Greens campaign material will direct voters to vote 1 above the line for the Greens. (Liberal how-to-vote cards for the upper house are putting the Liberals first — and Fred Nile second.) There’s a risk that the Greens will consign themselves to marginal status for the next four years. With the Coalition predicted to hold an outright majority in the lower house and the strong likelihood of a conservative upper house with the balance of power held by extreme right wing minority parties, the Greens — along with the ALP — may be left out of the lawmaking process altogether.

So what is the situation in the upper house? There are 21 vacancies in the Legislative Council; nine of the standing MLCs are Labor and two are Greens. ABC psephologist Antony Green’s reading of last week’s Newspoll predicts five new Labor MLCs and three Greens.

This will give Labor and the Greens 19 seats combined — and loss of the balance of power.

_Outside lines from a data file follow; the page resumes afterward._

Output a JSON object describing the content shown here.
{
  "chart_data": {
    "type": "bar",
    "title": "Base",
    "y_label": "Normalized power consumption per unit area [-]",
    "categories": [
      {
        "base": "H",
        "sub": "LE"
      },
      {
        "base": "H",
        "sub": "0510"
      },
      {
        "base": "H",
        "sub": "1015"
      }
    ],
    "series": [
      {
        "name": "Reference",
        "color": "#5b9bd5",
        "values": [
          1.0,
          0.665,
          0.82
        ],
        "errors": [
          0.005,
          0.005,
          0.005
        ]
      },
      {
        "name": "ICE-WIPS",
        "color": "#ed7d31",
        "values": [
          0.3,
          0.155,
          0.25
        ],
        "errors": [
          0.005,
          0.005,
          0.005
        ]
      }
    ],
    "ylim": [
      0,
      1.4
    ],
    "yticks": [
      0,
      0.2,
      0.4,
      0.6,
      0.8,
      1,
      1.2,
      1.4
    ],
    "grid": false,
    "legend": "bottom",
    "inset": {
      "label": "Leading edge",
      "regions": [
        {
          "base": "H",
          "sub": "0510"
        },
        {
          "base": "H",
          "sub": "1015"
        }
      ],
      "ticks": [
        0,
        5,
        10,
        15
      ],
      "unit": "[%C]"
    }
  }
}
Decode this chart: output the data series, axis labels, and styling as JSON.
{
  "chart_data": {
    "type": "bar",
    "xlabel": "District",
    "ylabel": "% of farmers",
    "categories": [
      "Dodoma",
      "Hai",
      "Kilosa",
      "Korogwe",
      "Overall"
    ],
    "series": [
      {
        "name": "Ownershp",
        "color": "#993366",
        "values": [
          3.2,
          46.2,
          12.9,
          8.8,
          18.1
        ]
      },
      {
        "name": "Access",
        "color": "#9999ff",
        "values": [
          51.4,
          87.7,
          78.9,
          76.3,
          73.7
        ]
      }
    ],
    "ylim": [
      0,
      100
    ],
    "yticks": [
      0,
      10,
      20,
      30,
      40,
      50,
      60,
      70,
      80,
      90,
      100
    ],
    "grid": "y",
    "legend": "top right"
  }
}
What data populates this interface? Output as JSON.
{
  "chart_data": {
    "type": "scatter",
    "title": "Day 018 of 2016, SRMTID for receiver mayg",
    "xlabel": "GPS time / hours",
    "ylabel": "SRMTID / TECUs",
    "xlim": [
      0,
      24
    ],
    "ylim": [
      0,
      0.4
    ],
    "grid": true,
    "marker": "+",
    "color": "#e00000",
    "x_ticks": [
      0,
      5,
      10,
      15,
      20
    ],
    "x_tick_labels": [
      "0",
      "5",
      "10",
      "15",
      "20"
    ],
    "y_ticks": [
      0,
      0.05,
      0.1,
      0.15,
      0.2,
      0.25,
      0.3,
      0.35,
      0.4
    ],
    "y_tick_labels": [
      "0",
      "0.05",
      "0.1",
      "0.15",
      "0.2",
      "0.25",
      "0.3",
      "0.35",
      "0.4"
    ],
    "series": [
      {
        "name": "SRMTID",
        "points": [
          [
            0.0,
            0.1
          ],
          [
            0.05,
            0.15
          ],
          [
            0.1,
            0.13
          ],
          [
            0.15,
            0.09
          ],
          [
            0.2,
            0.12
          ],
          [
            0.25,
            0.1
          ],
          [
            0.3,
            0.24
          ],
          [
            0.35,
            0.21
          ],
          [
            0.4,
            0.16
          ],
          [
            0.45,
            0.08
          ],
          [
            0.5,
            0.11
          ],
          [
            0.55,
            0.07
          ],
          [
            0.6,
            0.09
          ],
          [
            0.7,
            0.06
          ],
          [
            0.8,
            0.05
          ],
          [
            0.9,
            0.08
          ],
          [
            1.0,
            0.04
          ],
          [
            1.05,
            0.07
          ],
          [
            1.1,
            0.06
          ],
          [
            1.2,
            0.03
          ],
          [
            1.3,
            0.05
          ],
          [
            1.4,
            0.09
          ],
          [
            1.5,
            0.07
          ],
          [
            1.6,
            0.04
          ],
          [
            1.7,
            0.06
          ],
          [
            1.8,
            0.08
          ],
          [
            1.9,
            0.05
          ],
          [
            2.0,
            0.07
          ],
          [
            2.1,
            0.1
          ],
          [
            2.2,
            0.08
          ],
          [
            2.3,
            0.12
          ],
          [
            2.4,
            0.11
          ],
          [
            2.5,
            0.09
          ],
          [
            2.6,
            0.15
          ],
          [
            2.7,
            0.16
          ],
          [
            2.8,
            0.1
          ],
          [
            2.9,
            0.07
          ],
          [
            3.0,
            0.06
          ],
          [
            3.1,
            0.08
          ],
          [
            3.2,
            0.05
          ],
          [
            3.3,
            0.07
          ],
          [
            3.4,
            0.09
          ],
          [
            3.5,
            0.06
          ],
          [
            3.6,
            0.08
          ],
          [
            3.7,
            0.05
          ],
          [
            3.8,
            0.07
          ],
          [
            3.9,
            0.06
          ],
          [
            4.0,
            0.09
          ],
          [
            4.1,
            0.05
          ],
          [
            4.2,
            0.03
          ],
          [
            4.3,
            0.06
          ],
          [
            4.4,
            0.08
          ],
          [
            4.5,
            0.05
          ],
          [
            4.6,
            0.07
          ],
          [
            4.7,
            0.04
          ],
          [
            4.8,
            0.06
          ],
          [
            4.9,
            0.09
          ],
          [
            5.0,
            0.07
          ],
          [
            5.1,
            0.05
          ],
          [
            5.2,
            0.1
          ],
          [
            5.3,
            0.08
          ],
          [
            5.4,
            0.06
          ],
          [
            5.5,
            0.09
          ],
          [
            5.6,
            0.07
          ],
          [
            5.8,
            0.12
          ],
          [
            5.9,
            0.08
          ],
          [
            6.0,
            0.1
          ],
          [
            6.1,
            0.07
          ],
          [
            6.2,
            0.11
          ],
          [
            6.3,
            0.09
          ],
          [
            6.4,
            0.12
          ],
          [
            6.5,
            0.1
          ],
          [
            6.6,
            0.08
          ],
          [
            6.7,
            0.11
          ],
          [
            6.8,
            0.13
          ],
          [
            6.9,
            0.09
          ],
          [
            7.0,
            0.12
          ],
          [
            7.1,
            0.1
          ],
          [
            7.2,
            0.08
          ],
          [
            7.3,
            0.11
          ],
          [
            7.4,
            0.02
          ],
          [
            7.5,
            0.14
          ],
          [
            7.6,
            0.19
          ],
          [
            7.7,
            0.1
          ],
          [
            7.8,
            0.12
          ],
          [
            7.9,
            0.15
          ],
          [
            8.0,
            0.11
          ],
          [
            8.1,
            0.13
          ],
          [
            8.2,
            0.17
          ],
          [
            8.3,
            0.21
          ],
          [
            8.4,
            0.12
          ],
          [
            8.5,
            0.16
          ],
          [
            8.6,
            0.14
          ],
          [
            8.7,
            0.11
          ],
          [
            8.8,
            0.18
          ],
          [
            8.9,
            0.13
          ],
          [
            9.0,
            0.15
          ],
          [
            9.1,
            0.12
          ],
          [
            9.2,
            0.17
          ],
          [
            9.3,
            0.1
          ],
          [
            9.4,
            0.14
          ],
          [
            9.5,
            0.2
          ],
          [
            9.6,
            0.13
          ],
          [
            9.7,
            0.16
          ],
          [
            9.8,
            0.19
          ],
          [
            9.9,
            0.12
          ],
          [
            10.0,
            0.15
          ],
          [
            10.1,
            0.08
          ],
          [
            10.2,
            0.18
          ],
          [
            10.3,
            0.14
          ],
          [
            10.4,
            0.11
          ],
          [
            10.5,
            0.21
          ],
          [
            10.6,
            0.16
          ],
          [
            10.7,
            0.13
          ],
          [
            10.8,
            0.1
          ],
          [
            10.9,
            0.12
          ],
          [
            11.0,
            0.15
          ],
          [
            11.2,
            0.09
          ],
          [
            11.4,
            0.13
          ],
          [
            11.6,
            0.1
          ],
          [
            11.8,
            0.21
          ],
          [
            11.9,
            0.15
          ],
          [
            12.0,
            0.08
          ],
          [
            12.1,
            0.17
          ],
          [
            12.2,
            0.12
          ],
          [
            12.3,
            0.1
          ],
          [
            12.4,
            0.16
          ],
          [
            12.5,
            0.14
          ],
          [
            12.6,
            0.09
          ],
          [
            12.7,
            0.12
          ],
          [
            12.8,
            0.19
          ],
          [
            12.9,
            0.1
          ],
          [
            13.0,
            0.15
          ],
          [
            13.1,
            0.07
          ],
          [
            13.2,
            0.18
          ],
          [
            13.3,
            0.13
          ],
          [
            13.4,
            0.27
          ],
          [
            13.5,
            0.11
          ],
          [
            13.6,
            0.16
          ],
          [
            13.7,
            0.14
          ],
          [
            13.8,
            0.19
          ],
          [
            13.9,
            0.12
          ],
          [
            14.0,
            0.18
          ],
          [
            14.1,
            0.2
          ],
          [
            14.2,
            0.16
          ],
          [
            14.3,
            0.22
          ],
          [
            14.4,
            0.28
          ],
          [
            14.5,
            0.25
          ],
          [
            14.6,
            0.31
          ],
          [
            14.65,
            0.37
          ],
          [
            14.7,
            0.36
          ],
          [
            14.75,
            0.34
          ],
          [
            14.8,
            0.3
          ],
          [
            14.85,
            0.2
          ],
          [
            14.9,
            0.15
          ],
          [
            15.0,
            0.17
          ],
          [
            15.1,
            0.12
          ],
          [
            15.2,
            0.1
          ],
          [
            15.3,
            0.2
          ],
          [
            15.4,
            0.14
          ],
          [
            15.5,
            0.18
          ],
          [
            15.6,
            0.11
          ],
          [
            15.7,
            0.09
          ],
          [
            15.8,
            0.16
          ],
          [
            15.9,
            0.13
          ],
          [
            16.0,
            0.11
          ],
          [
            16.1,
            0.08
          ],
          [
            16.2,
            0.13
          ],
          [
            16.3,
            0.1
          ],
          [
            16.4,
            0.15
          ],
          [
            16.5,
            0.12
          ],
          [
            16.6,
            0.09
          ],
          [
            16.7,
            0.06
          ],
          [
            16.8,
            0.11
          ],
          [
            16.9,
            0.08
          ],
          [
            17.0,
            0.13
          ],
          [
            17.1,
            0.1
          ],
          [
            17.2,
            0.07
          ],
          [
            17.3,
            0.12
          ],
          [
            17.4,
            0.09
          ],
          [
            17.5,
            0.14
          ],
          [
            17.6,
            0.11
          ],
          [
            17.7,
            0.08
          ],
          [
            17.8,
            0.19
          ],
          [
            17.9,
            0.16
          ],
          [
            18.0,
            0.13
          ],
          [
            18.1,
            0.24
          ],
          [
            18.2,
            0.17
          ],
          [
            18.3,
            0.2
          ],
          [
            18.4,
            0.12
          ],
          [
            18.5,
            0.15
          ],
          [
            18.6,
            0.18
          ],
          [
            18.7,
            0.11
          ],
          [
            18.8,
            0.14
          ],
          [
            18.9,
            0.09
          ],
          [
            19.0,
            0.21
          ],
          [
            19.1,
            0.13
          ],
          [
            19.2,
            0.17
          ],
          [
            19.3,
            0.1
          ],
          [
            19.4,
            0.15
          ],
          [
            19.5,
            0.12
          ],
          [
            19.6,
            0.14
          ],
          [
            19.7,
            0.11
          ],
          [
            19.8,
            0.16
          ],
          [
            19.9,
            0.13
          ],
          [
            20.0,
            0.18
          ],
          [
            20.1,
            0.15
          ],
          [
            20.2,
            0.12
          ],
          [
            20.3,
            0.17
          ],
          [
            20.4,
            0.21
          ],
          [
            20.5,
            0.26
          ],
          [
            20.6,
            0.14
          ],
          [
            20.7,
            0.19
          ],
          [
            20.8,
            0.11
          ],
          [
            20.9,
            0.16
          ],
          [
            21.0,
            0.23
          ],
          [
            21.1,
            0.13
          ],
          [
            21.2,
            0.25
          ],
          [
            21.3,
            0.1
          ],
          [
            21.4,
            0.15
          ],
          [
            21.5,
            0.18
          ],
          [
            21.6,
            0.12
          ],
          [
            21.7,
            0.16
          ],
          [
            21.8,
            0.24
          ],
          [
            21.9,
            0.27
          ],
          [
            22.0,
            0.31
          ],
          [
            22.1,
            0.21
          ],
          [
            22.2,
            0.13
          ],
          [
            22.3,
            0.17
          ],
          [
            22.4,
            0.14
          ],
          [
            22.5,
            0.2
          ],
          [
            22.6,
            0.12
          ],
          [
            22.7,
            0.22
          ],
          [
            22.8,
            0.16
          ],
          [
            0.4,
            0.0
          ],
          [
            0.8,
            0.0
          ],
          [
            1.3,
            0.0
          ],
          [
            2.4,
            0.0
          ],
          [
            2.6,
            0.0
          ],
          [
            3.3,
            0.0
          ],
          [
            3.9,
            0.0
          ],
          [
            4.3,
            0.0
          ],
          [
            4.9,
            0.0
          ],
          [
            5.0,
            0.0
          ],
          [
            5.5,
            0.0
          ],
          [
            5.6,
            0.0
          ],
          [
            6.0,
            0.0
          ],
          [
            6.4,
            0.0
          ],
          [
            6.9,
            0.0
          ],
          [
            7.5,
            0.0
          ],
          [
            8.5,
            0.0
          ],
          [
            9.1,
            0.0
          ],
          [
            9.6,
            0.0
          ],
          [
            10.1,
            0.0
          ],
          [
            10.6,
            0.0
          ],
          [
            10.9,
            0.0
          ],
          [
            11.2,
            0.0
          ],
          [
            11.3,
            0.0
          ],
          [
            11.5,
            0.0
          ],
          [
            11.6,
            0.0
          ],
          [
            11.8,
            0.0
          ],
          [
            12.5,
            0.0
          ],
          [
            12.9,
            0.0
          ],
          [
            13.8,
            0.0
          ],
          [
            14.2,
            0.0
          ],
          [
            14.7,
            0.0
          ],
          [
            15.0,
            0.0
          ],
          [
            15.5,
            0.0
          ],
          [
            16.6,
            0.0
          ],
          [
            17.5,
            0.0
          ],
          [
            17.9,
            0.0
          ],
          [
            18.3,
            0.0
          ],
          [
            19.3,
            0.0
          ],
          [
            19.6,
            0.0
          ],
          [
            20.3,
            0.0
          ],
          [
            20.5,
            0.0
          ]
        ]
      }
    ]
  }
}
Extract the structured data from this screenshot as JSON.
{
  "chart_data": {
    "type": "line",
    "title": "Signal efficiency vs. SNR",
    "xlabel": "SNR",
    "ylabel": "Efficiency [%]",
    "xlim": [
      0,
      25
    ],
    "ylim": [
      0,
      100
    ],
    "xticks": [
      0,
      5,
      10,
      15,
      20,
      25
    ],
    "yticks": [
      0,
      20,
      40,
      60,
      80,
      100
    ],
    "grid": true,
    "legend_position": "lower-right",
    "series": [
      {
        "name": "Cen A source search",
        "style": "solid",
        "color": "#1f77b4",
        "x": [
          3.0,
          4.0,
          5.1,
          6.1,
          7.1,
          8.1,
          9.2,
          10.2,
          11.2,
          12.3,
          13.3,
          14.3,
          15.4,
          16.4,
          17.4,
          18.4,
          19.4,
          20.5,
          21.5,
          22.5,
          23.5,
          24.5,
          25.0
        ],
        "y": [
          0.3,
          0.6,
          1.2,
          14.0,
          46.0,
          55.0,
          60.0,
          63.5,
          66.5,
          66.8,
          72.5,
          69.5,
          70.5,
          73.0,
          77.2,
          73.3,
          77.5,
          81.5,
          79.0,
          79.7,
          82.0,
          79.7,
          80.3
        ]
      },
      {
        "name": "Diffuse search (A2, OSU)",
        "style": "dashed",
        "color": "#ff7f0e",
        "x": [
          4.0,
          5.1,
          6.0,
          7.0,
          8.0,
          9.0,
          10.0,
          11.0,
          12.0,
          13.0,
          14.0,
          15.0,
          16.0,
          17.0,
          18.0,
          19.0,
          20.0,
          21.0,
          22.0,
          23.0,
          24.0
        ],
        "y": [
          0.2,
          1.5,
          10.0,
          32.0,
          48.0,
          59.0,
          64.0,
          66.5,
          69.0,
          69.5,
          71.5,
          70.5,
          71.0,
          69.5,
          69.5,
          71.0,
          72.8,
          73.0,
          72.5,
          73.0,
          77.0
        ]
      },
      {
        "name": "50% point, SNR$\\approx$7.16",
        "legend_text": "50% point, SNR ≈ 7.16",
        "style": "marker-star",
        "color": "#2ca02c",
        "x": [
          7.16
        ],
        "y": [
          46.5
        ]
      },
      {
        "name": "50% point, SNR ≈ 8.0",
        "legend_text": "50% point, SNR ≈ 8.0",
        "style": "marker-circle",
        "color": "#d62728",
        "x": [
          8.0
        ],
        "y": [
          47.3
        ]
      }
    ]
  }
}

It’s the candidate placed sixth on Labor’s list for the Upper House who is likely to miss out — and in a tough twist for progressives, that’s former CFMEU official and member of the Labor Left Andrew Ferguson. According to David Shoebridge, that’s entirely a matter for the ALP. In response to those who suggest that Greens preference might stop Ferguson winning a seat, he argues that it’s not for the Greens to decide who should be on a winnable spot. Shoebridge told New Matilda, "it’s the same party machine who put Eric Roozendal in the top spot and Andrew Ferguson at number six."

Former president of the Legislative Council Meredith Burgmann doesn’t see it like this. Her view is that voters who are worried that preferencing Labor will entail support for Eric Roozendal are missing the point that their preferences will also push candidates like Ferguson over the line — and if they’re not allocated they may be distributed to one of the extreme right parties.

Shoebridge told New Matilda today that the Greens position is that the upper house will be decided on primary votes. Antony Green and Ben Raue agree with him. Their analysis suggest that the Greens preference decision will have little impact on Labor’s prospects in the Upper House. Raue writes:

"If the right wing gains control of the upper house it is because of the massive unpopularity of the current government causing a massive landslide to the right."

"Greens preferencing decisions have no impact on that outcome. I’m sure that the Labor types coming out and crying foul know that. They know that their policies have driven away a large proportion of their voter base, and are facing a massive disaster. The latest hysteria about Greens preferences seems to be nothing more than an attempt to blame the Greens for their impending defeat." 

The optional preference voting laws are complex and poorly understood, argues Eva Cox, who pointed out scenarios in which a failure to preference might result in votes for the Greens being directed to the extreme right parties. (Here’s clarification from Green on NSW preference flows under optional preferential voting.) Cox, like Meredith Burgmann, encouraged voters to distribute their preferences above the line rather than following the cue of the Greens.

There’s no doubt that the speakers and audience at today’s forum shared a genuine desire to find a progressive consensus. And even if, as Paul McAleer of the MUA phrased it, "egotistical hysteria gets in the way of progressive outcomes", there’s a common enemy in sight.

Still, strategies for withholding the balance of power from extreme right wing parties were thin on the ground. Some speakers made direct appeals to the Greens to reconsider their preference decision — but the only substantial decision taken was to produce brief plain English guides to preferential voting to ensure that voters know where their preferences are heading.

The forum was chaired by GetUp’s Simon Sheikh who pledged to use GetUp’s networks to help. Even so, with less than two weeks till polling day, spreading the word will take some considerable effort. And on current polling, progressives are  going to struggle to make their voices heard in the Legislative Council.